Sanford High itself closed for two weeks beginning Sept. 21 when three COVID-19 cases were reported at  the school, as well as the Sanford Regional Technical Center. Fallon said the community got a bad rap.

“It’s been a little discouraging,” said Fallon. “It is what it is, as they say, but I hated about how it reflected on our school and community and in some sense on our kids. I can tell you as a school and a school district, we have gone above and beyond the protocols to create safe schools in the district. We have done it right. So it was hard to see that bad press.”

The Spartans did their best to change that. On Sept. 17, the school released a public service announcement that featured a group of Sanford High students that includes athletes, cheerleaders, members of the marching band, drama club and chorus. Their message was simple: “Wear a mask and keep your six.”

It was such a powerful video that Dr. Nirav Shah, the head of the Maine CDC and face of the state during the pandemic, applauded it on Twitter.


“We’d been trying to come up with a PSA and felt the kids speaking directly to the adults of the community would be far more effective than if adults and coaches spoke,” said Athletic Director Gordie Salls, who credited Brett Williams of the school’s performing arts center and Sarah Schnell of its television network. “I’m really proud of what they did.”

The practices Tuesday were easy, focusing on conditioning, but including sports-specific drills. And while no one knows how many games the teams might be able to get in this short season, which ends on Nov. 14, that doesn’t matter.

“It’s not quite how we wanted it to be our senior year,” said  defender Mollie Hludik of the girls’ soccer team. “But I’m happy we’re back on the field together and having fun and being able to interact and have fun.”

“It was the best feeling to be back,” said girls’ soccer Coach Ellie Agreste. “It felt natural and normal to be on the field and to see their faces for the first time.”

It was certainly different than the Zoom meetings held by coaches throughout the summer and early fall. “Everyone has fun on the field and you can’t see that on Zoom,” said Kallee Turner, a senior field hockey forward.

They know it may not last: another “yellow” designation next Friday will shut things down again. And that’s why they’re enjoying this precious time together right now. “I mean, as long as we at least get a week of playing together, it’s better than nothing,” said Ruby LaChance, a senior field hockey midfielder.


The football players have accepted the fact that they won’t play tackle, that 7 vs. 7 flag football is the best they can do. They clapped when Fallon announced they would have games against Biddeford and Noble.

“It’s nice to have something of a competitive nature,” said senior running back Daunte Altovino. “It’s something to look forward to.”

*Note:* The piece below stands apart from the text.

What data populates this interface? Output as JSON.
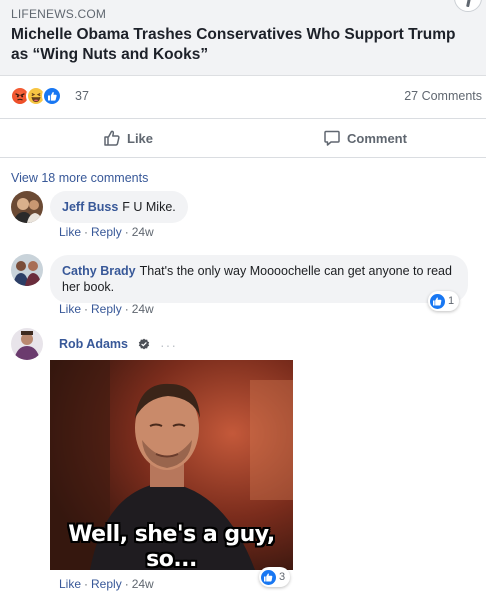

For Fallon, this first practice has been what he’s been looking forward to. He hadn’t seen many of the athletes in-person since last March.

“It’s been so long,” he said. “I’m looking at kids who are three inches taller than the last time they walked into the school building and they’ve got whiskers on their chins now. It’s just exciting to see them and see where they’re at in their lives and reconnect with them because there’s been a huge disconnect.”